Schwerpunkt Fünf FRAGEN AN: Markus Saller und Stefan Frühbeißer
Fünf FRAGEN AN: Markus Saller und Stefan Frühbeißer

„Mehr Spielraum für neue, kreative Ideen“

Wie lässt sich Bürokratie wirksam reduzieren? Mit dieser Frage beschäftigt sich seit Juli 2024 die Enquete-Kommission „Bürokratieabbau“ im Landtag. Im Interview erklären deren Mitglieder Markus Saller und Stefan Frühbeißer, wie die Kommission arbeitet und welche Ziele sie verfolgt.

1. Herr Saller, Herr Frühbeißer, wie sieht denn Ihre Arbeit in der Enquete-Kommission aus?

Saller: Wir arbeiten unter Einbeziehung zahlreicher Experten aus der Praxis daran, in allen Lebensbereichen für Vereinfachungen zu sorgen – für Bürgerinnen und Bürger, für Unternehmen und für alle Behörden. Das bisherige System wird durch den Input von Praxisvertretern einer Überprüfung unterzogen, bürokratische Hürden und Hemmnisse werden identifiziert und anschließend Empfehlungen für die Umsetzung ausgesprochen.

Frühbeißer: Dabei ist unser Auftrag nicht allein auf Landesrecht beschränkt. Auch bundes- und europarechtliche Regelungen hinterfragen wir. Auf diesem Weg haben wir bereits zahlreiche Handlungsempfehlungen erarbeitet, die unseren Staat schlanker, schneller und moderner machen werden.

2. Warum braucht es denn überhaupt weniger Bürokratie?

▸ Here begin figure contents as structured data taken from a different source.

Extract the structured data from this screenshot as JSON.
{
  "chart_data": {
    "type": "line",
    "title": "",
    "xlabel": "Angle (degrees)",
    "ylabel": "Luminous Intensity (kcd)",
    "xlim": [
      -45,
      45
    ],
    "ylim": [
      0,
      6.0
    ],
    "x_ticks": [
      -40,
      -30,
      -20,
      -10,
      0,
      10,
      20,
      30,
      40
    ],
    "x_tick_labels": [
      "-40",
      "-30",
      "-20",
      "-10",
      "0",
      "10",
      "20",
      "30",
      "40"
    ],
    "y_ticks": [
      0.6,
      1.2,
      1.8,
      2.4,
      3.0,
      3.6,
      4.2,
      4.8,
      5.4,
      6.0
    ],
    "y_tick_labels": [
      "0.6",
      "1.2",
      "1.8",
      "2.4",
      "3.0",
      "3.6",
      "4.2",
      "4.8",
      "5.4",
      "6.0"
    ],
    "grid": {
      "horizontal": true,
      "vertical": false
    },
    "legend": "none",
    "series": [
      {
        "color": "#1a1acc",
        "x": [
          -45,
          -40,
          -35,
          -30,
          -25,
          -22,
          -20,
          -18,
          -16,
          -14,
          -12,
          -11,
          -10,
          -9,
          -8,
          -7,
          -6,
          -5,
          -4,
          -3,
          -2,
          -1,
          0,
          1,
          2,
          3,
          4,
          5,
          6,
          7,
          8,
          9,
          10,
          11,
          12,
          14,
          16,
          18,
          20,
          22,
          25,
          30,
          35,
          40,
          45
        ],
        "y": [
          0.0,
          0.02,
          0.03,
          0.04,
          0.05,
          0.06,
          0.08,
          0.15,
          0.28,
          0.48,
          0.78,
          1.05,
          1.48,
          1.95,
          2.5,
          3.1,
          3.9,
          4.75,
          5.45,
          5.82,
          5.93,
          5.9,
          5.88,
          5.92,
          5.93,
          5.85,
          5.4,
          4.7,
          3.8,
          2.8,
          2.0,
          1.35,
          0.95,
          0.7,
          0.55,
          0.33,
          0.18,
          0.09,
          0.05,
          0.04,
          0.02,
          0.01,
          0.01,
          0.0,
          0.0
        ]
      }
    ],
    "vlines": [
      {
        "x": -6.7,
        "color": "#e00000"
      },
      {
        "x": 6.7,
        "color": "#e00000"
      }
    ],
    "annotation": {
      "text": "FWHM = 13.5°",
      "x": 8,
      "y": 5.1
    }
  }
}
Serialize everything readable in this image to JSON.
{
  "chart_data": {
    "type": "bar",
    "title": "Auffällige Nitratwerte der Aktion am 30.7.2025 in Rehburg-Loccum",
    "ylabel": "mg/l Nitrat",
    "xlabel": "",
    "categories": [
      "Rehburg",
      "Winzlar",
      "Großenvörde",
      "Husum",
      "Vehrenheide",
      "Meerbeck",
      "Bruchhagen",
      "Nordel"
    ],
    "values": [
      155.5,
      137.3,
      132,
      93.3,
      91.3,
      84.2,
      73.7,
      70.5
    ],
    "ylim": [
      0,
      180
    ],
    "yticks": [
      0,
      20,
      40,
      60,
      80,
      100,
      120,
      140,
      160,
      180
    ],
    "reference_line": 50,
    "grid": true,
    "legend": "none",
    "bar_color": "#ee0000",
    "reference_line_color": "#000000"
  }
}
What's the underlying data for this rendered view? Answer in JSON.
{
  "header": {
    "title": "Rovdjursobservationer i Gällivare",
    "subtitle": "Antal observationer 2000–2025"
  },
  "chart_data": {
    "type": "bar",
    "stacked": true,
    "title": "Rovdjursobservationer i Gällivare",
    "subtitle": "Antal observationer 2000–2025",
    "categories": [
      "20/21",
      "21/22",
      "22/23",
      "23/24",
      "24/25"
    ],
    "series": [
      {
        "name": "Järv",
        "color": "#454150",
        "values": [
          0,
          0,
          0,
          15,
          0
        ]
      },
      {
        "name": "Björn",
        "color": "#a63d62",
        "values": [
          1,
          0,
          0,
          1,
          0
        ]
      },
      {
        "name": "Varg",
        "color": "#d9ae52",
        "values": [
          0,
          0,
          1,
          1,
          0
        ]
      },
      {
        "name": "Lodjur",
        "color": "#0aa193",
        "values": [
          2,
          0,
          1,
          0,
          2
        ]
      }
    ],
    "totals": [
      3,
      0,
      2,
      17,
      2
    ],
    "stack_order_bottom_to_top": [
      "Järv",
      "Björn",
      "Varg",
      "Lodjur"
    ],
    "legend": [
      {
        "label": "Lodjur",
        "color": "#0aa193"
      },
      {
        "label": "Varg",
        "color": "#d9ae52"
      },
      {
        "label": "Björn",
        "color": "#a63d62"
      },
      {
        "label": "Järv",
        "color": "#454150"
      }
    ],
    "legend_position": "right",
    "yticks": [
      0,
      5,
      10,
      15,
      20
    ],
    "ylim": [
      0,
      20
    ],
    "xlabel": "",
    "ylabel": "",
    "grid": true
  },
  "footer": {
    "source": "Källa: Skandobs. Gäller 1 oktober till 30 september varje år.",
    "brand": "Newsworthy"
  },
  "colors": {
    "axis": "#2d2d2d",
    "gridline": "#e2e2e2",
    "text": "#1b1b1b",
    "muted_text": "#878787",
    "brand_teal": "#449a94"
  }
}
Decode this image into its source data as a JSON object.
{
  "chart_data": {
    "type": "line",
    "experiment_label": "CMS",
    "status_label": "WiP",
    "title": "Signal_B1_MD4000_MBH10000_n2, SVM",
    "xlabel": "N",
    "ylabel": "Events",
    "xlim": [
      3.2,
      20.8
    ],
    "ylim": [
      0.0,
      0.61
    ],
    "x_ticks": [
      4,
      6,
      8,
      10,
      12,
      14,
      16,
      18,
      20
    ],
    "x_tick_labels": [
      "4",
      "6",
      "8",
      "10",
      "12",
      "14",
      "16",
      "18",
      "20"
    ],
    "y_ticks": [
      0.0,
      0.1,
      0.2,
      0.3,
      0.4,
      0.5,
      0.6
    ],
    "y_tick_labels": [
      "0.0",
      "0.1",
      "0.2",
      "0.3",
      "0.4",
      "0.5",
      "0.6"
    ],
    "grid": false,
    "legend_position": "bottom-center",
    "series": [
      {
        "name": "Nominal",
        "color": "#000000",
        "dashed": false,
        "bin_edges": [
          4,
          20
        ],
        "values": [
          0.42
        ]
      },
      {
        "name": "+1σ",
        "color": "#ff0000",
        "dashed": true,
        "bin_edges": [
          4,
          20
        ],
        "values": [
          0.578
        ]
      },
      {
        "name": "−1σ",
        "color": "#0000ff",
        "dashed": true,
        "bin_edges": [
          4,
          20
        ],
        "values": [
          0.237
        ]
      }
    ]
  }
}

Saller: Weil sich alle, vor allem aber die Wirtschaftstreibenden einig sind, dass wir in allen Bereichen – Europa, Bund und Länder – über die letzten Jahre zu viel Bürokratie aufgebaut haben und weil viele Dinge von staatlicher Seite übertrieben reguliert werden. Weniger bürokratische Vorgaben schaffen einen neuen Spielraum für wirtschaftliches Handeln und für neue, kreative Ideen. Gerade in wirtschaftlich herausfordernden Zeiten kann der Abbau von Bürokratie dazu beitragen, unserem hart arbeitenden Mittelstand mehr Luft zum Atmen zu geben und ihm mehr Zeit für das eigentliche Geschäft zu ermöglichen.

3. Welche Rolle spielt die Digitalisierung beim Abbau unnötiger Bürokratie?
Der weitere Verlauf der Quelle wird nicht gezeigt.